В то же время, разумеется, этот Я – сама зависть! До того, что такой же ломоть черного хлеба в чужой руке ему кажется и белее, и слаще, и толще. Он горд, надут собой, как пустой пузырь воздухом; зол как василиск; но, зная очень хорошо, что люди презирают чужую зависть, гордость и злость, Я всячески их прячет – и вы всегда услышите: „Согласен, Я многого не знаю, во мне есть много недостатков, но зато Я не завистлив, не зол, не горд!“ Где это говорят, там-то и ищите всего такого, хотя бы далее в самих себе: нужды нет.

Этот Я самолюбив как черт, от которого и напутствуется демонским самолюбием.

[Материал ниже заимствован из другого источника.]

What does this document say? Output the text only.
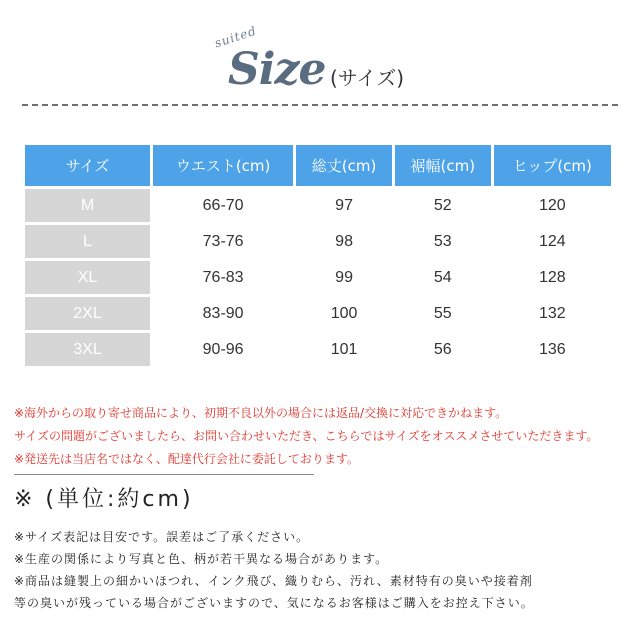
suited
Size (サイズ)
サイズ	ウエスト(cm)	総丈(cm)	裾幅(cm)	ヒップ(cm)
M	66-70	97	52	120
L	73-76	98	53	124
XL	76-83	99	54	128
2XL	83-90	100	55	132
3XL	90-96	101	56	136

※海外からの取り寄せ商品により、初期不良以外の場合には返品/交換に対応できかねます。

サイズの問題がございましたら、お問い合わせいただき、こちらではサイズをオススメさせていただきます。

※発送先は当店名ではなく、配達代行会社に委託しております。

※ (単位:約cm)

※サイズ表記は目安です。誤差はご了承ください。

※生産の関係により写真と色、柄が若干異なる場合があります。

※商品は縫製上の細かいほつれ、インク飛び、織りむら、汚れ、素材特有の臭いや接着剤

等の臭いが残っている場合がございますので、気になるお客様はご購入をお控え下さい。
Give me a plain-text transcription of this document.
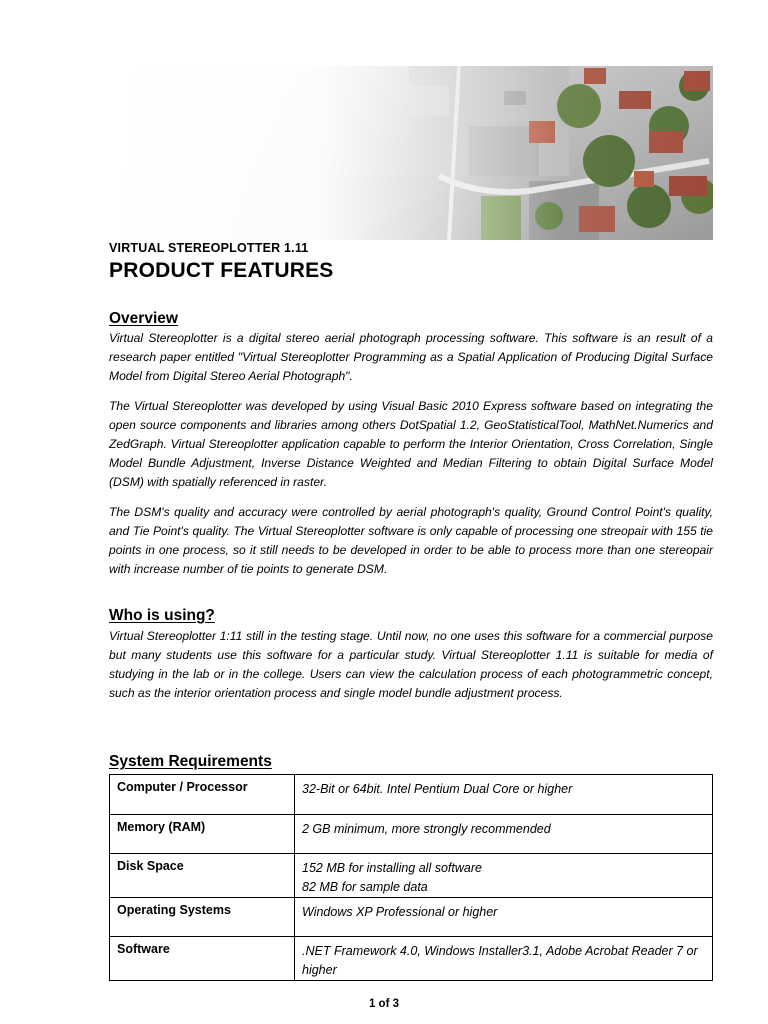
VIRTUAL STEREOPLOTTER 1.11
PRODUCT FEATURES
Overview

Virtual Stereoplotter is a digital stereo aerial photograph processing software. This software is an result of a research paper entitled "Virtual Stereoplotter Programming as a Spatial Application of Producing Digital Surface Model from Digital Stereo Aerial Photograph".

The Virtual Stereoplotter was developed by using Visual Basic 2010 Express software based on integrating the open source components and libraries among others DotSpatial 1.2, GeoStatisticalTool, MathNet.Numerics and ZedGraph. Virtual Stereoplotter application capable to perform the Interior Orientation, Cross Correlation, Single Model Bundle Adjustment, Inverse Distance Weighted and Median Filtering to obtain Digital Surface Model (DSM) with spatially referenced in raster.

The DSM's quality and accuracy were controlled by aerial photograph's quality, Ground Control Point's quality, and Tie Point's quality. The Virtual Stereoplotter software is only capable of processing one streopair with 155 tie points in one process, so it still needs to be developed in order to be able to process more than one stereopair with increase number of tie points to generate DSM.

Who is using?

Virtual Stereoplotter 1:11 still in the testing stage. Until now, no one uses this software for a commercial purpose but many students use this software for a particular study. Virtual Stereoplotter 1.11 is suitable for media of studying in the lab or in the college. Users can view the calculation process of each photogrammetric concept, such as the interior orientation process and single model bundle adjustment process.

System Requirements
Computer / Processor	32-Bit or 64bit. Intel Pentium Dual Core or higher

Memory (RAM)	2 GB minimum, more strongly recommended

Disk Space	152 MB for installing all software
82 MB for sample data

Operating Systems	Windows XP Professional or higher

Software	.NET Framework 4.0, Windows Installer3.1, Adobe Acrobat Reader 7 or higher
1 of 3
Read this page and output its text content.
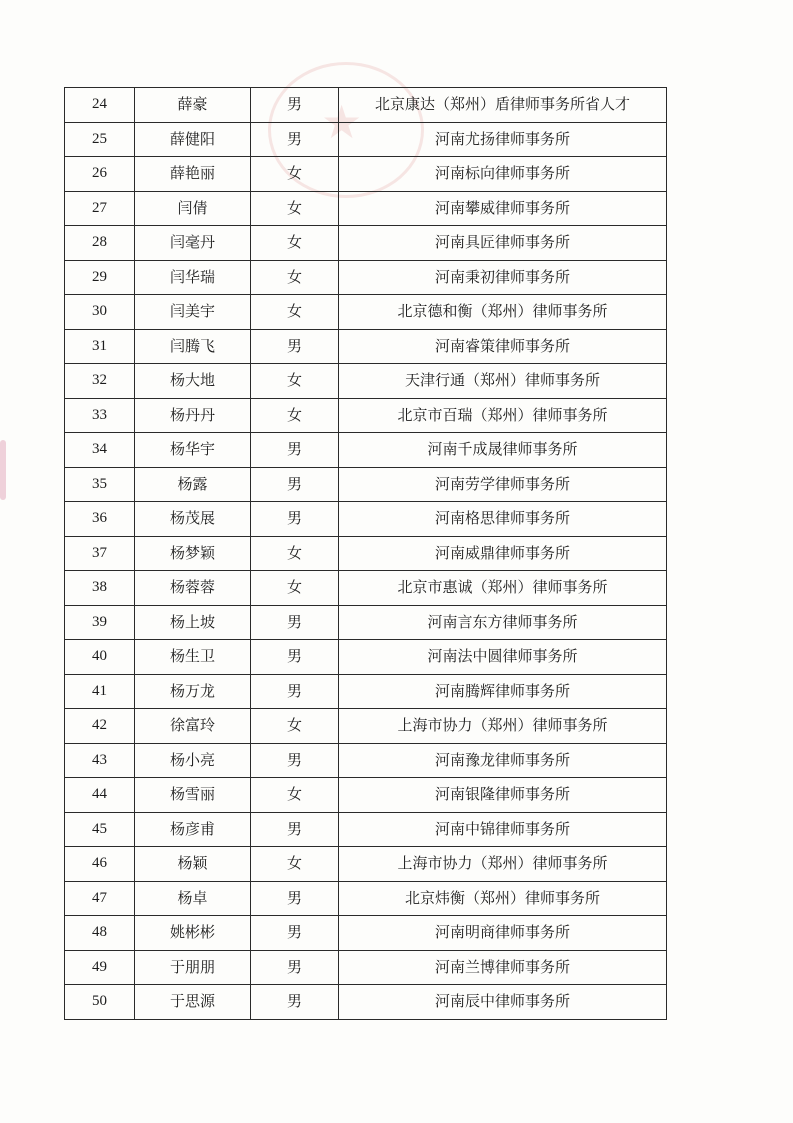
★
24	薛豪	男	北京康达（郑州）盾律师事务所省人才
25	薛健阳	男	河南尤扬律师事务所
26	薛艳丽	女	河南标向律师事务所
27	闫倩	女	河南攀威律师事务所
28	闫毫丹	女	河南具匠律师事务所
29	闫华瑞	女	河南秉初律师事务所
30	闫美宇	女	北京德和衡（郑州）律师事务所
31	闫腾飞	男	河南睿策律师事务所
32	杨大地	女	天津行通（郑州）律师事务所
33	杨丹丹	女	北京市百瑞（郑州）律师事务所
34	杨华宇	男	河南千成晟律师事务所
35	杨露	男	河南劳学律师事务所
36	杨茂展	男	河南格思律师事务所
37	杨梦颖	女	河南威鼎律师事务所
38	杨蓉蓉	女	北京市惠诚（郑州）律师事务所
39	杨上坡	男	河南言东方律师事务所
40	杨生卫	男	河南法中圆律师事务所
41	杨万龙	男	河南腾辉律师事务所
42	徐富玲	女	上海市协力（郑州）律师事务所
43	杨小亮	男	河南豫龙律师事务所
44	杨雪丽	女	河南银隆律师事务所
45	杨彦甫	男	河南中锦律师事务所
46	杨颖	女	上海市协力（郑州）律师事务所
47	杨卓	男	北京炜衡（郑州）律师事务所
48	姚彬彬	男	河南明商律师事务所
49	于朋朋	男	河南兰博律师事务所
50	于思源	男	河南辰中律师事务所
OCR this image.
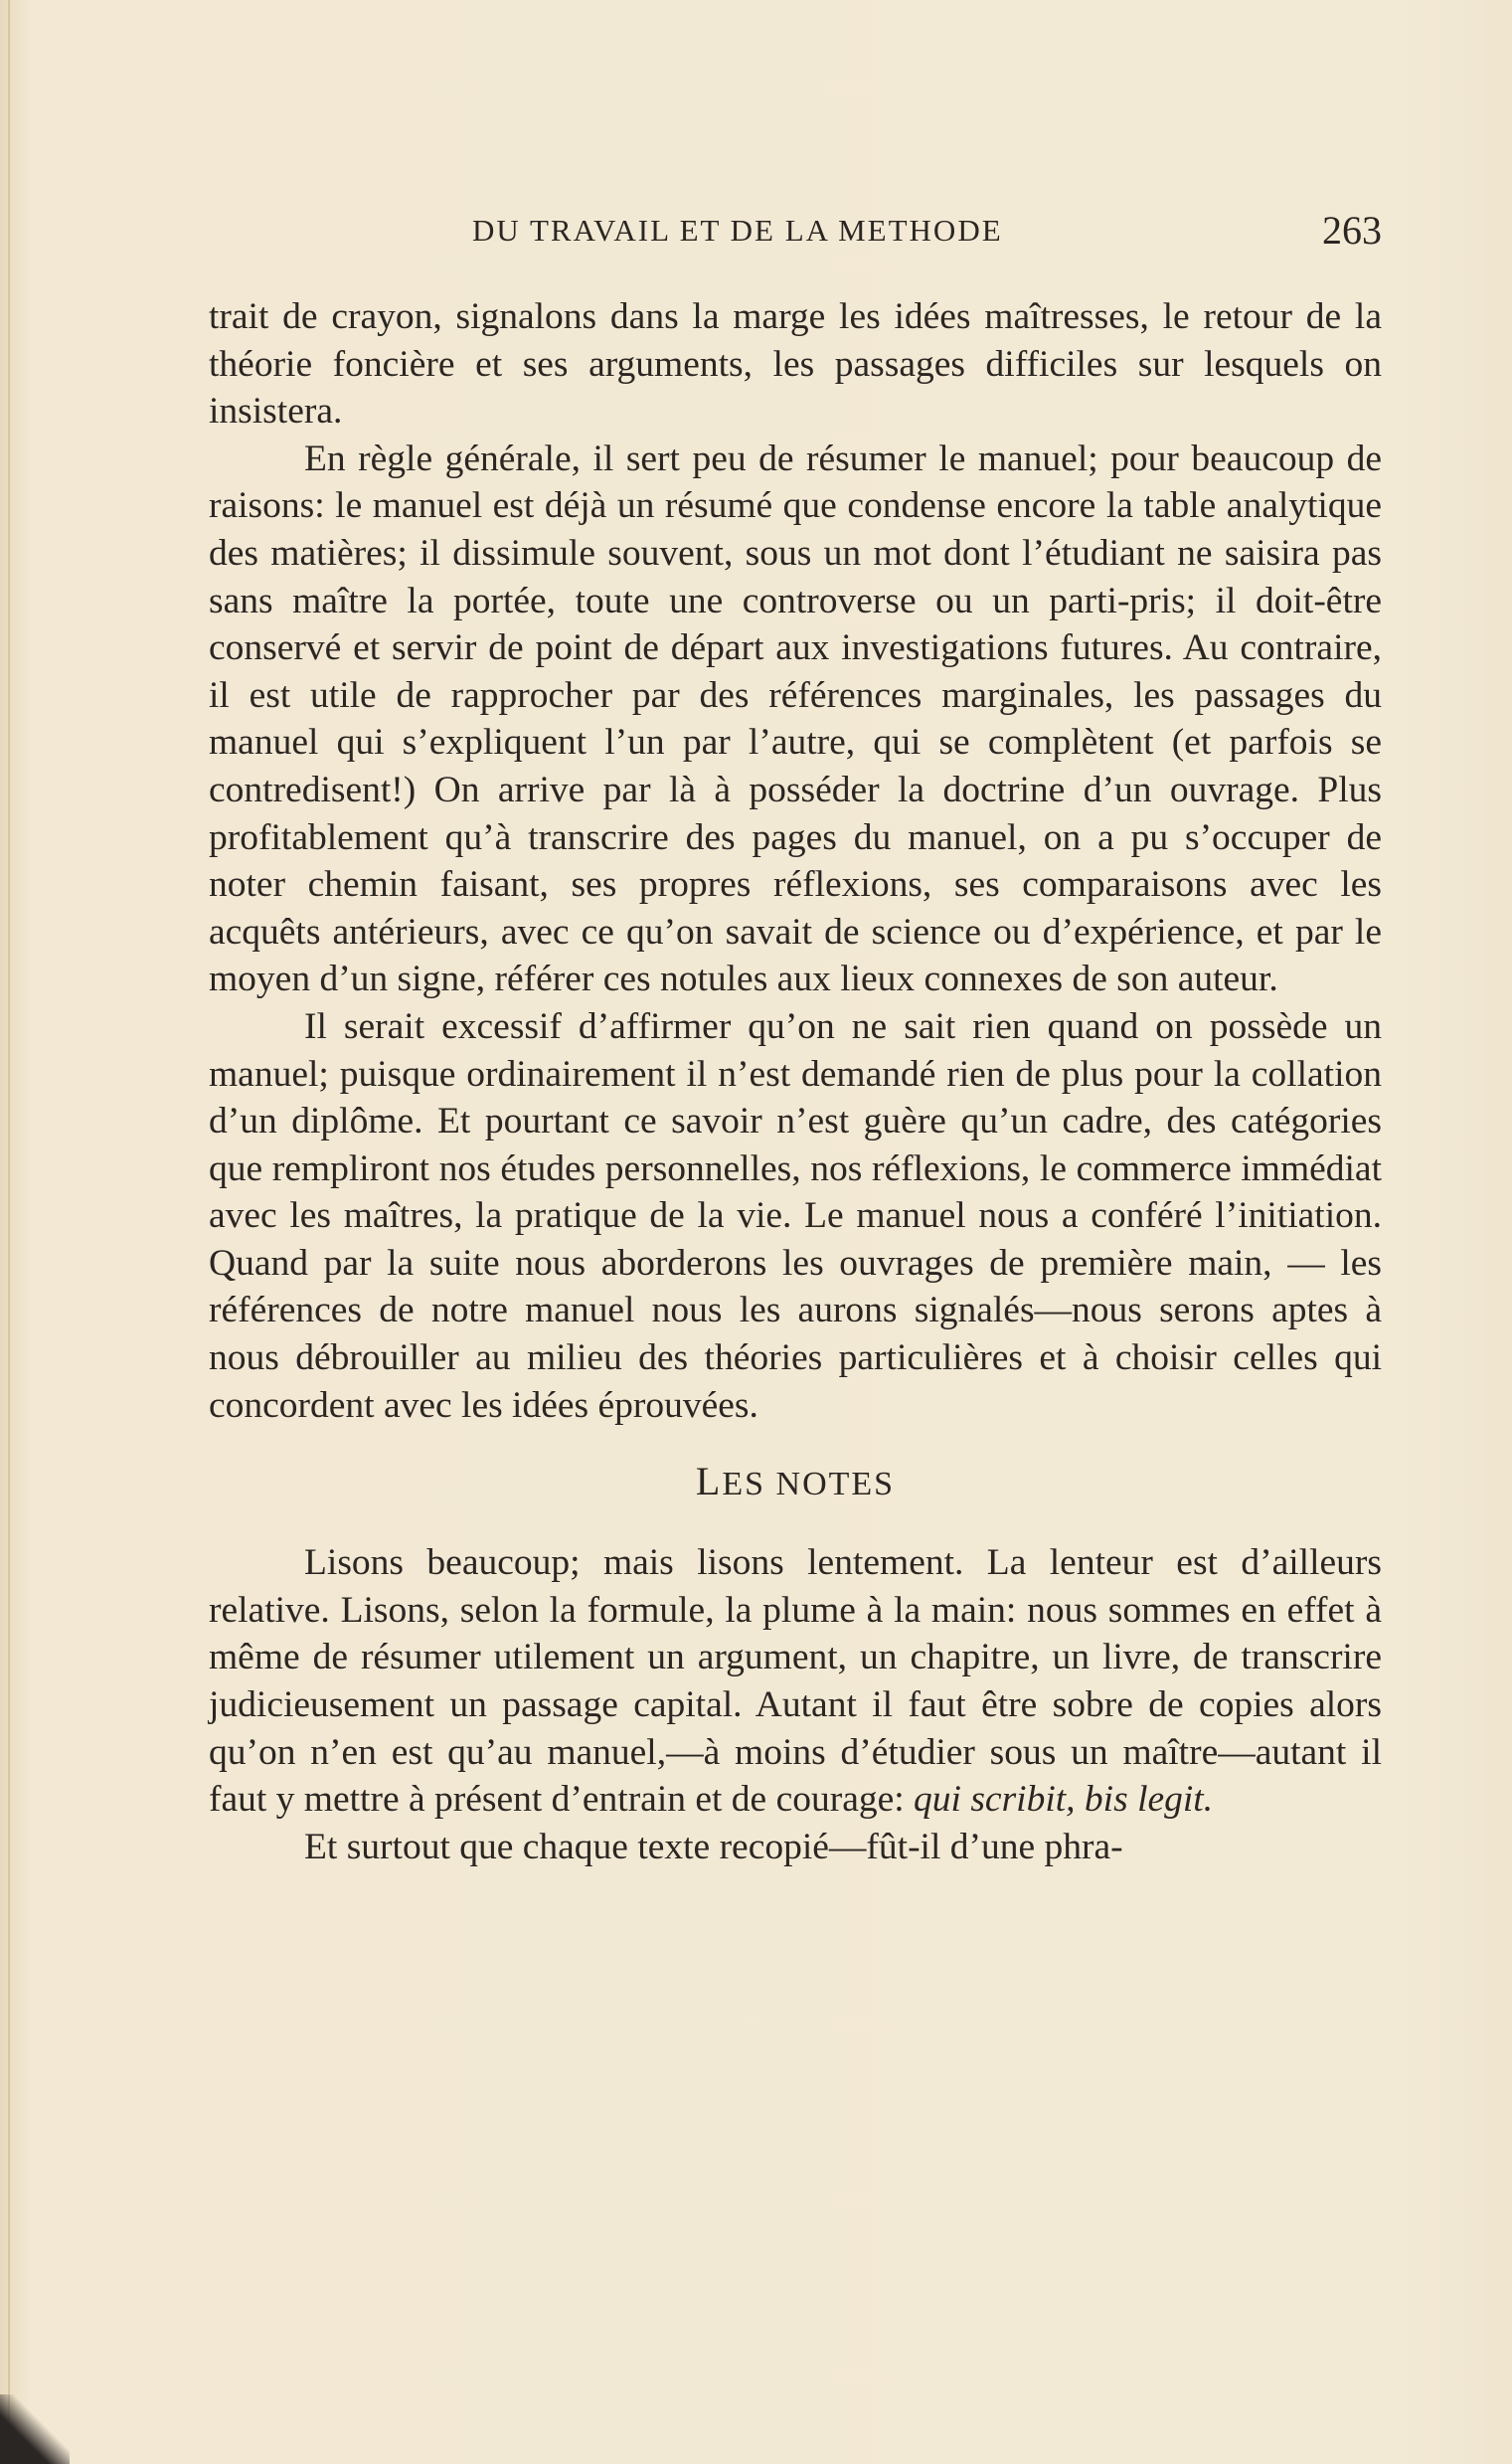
DU TRAVAIL ET DE LA METHODE	263

trait de crayon, signalons dans la marge les idées maîtresses, le retour de la théorie foncière et ses arguments, les passages difficiles sur lesquels on insistera.

En règle générale, il sert peu de résumer le manuel; pour beaucoup de raisons: le manuel est déjà un résumé que condense encore la table analytique des matières; il dissimule souvent, sous un mot dont l’étudiant ne saisira pas sans maître la portée, toute une controverse ou un parti-pris; il doit-être conservé et servir de point de départ aux investigations futures. Au contraire, il est utile de rapprocher par des références marginales, les passages du manuel qui s’expliquent l’un par l’autre, qui se complètent (et parfois se contredisent!) On arrive par là à posséder la doctrine d’un ouvrage. Plus profitablement qu’à transcrire des pages du manuel, on a pu s’occuper de noter chemin faisant, ses propres réflexions, ses comparaisons avec les acquêts antérieurs, avec ce qu’on savait de science ou d’expérience, et par le moyen d’un signe, référer ces notules aux lieux connexes de son auteur.

Il serait excessif d’affirmer qu’on ne sait rien quand on possède un manuel; puisque ordinairement il n’est demandé rien de plus pour la collation d’un diplôme. Et pourtant ce savoir n’est guère qu’un cadre, des catégories que rempliront nos études personnelles, nos réflexions, le commerce immédiat avec les maîtres, la pratique de la vie. Le manuel nous a conféré l’initiation. Quand par la suite nous aborderons les ouvrages de première main, — les références de notre manuel nous les aurons signalés—nous serons aptes à nous débrouiller au milieu des théories particulières et à choisir celles qui concordent avec les idées éprouvées.

LES NOTES

Lisons beaucoup; mais lisons lentement. La lenteur est d’ailleurs relative. Lisons, selon la formule, la plume à la main: nous sommes en effet à même de résumer utilement un argument, un chapitre, un livre, de transcrire judicieusement un passage capital. Autant il faut être sobre de copies alors qu’on n’en est qu’au manuel,—à moins d’étudier sous un maître—autant il faut y mettre à présent d’entrain et de courage: qui scribit, bis legit.

Et surtout que chaque texte recopié—fût-il d’une phra-
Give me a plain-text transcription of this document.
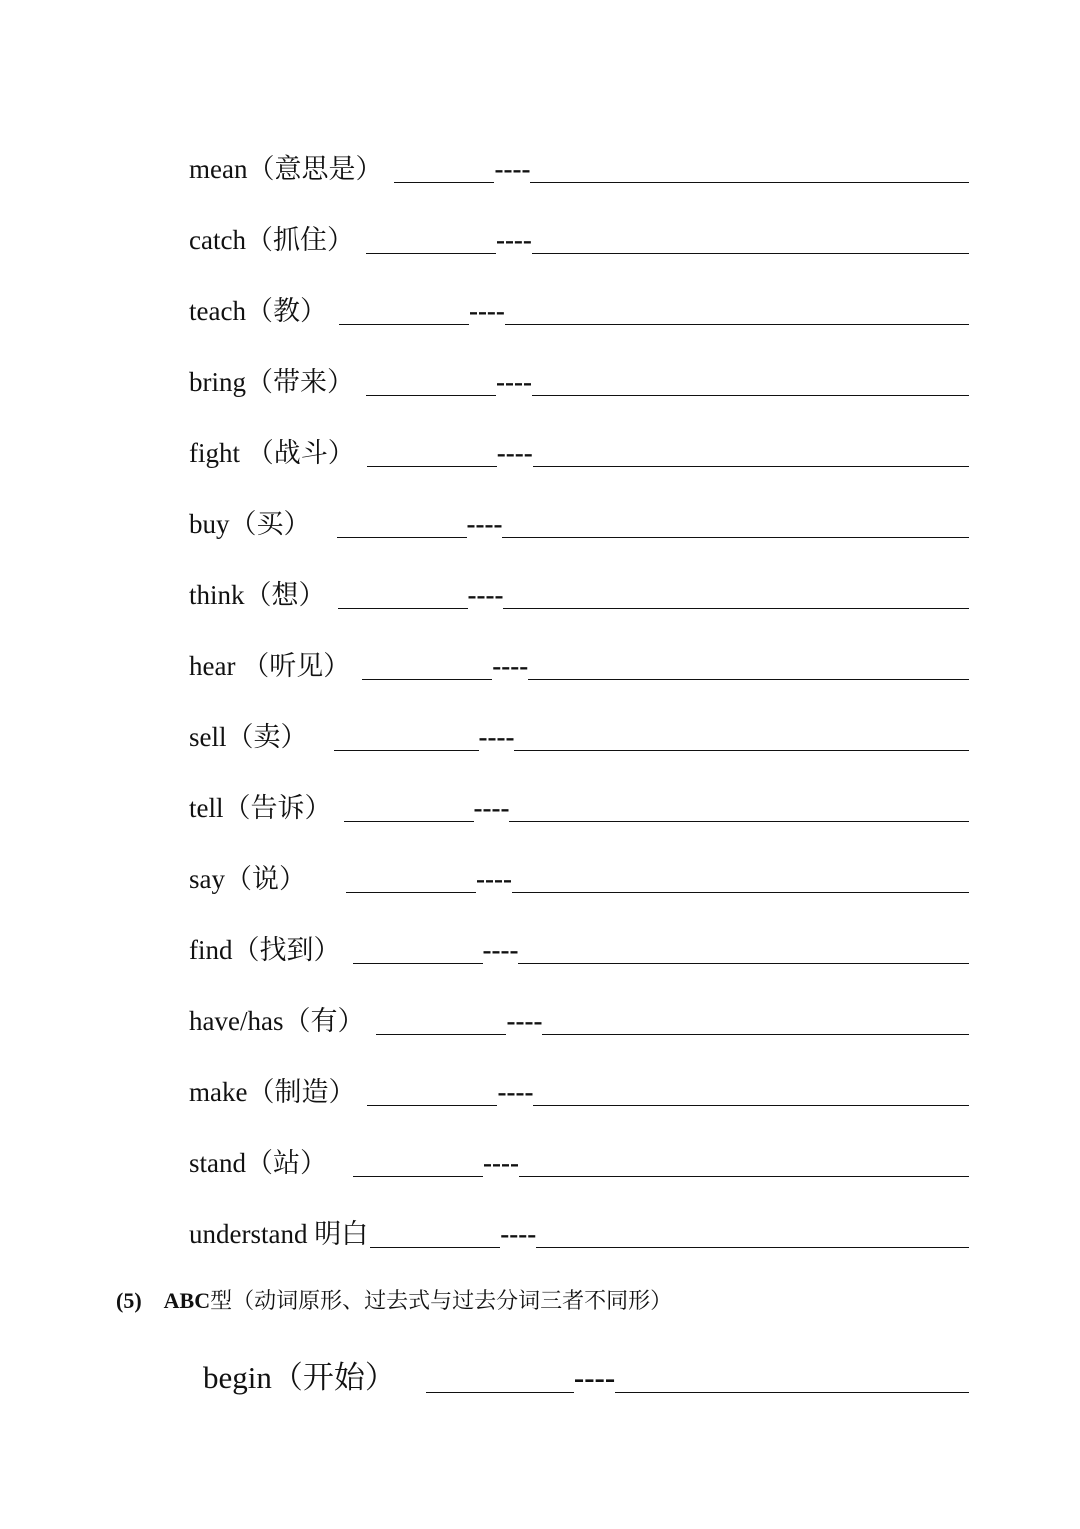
mean（意思是）	----
catch（抓住）	----
teach（教）	----
bring（带来）	----
fight （战斗）	----
buy（买）	----
think（想）	----
hear （听见）	----
sell（卖）	----
tell（告诉）	----
say（说）	----
find（找到）	----
have/has（有）	----
make（制造）	----
stand（站）	----
understand 明白	----
(5) ABC型（动词原形、过去式与过去分词三者不同形）
begin（开始）	----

Он все любит лишь для себя: жену, друга, службу, удовольствие, литературу! Нет вещей, существ, которых бы Я пощадил и не приносил в жертву своему самолюбию.

Этот Я – преленивое животное! Всякий труд – его в ужас приводит! Но поманите отличием, геройством, молодечеством – он готов себе двадцать раз шею сломить, вынести сорок чахоток, задохнуться в трехдюймовом корсете, только бы другие сказали: „Ах!“. Но сколько он ленив на бескорыстный труд, столько же неутомим на ловле удовольствий, ненасытен к наслаждениям; тут он не разбирает средств: только бы забавляло, только бы шумело в ушах, играло в глазах да беспрестанно переменялось: „Нового! новенького! животрепящего свежестью!“ Резня, ссора, драка, сплетня, клевета, интрига – все ему по вкусу, самые грязные, ужасные, раздирательные сцены, – были бы только „новенькие“: о, он во всем найдет поэзию, все проглотит с жадностью, все обгложет до костей.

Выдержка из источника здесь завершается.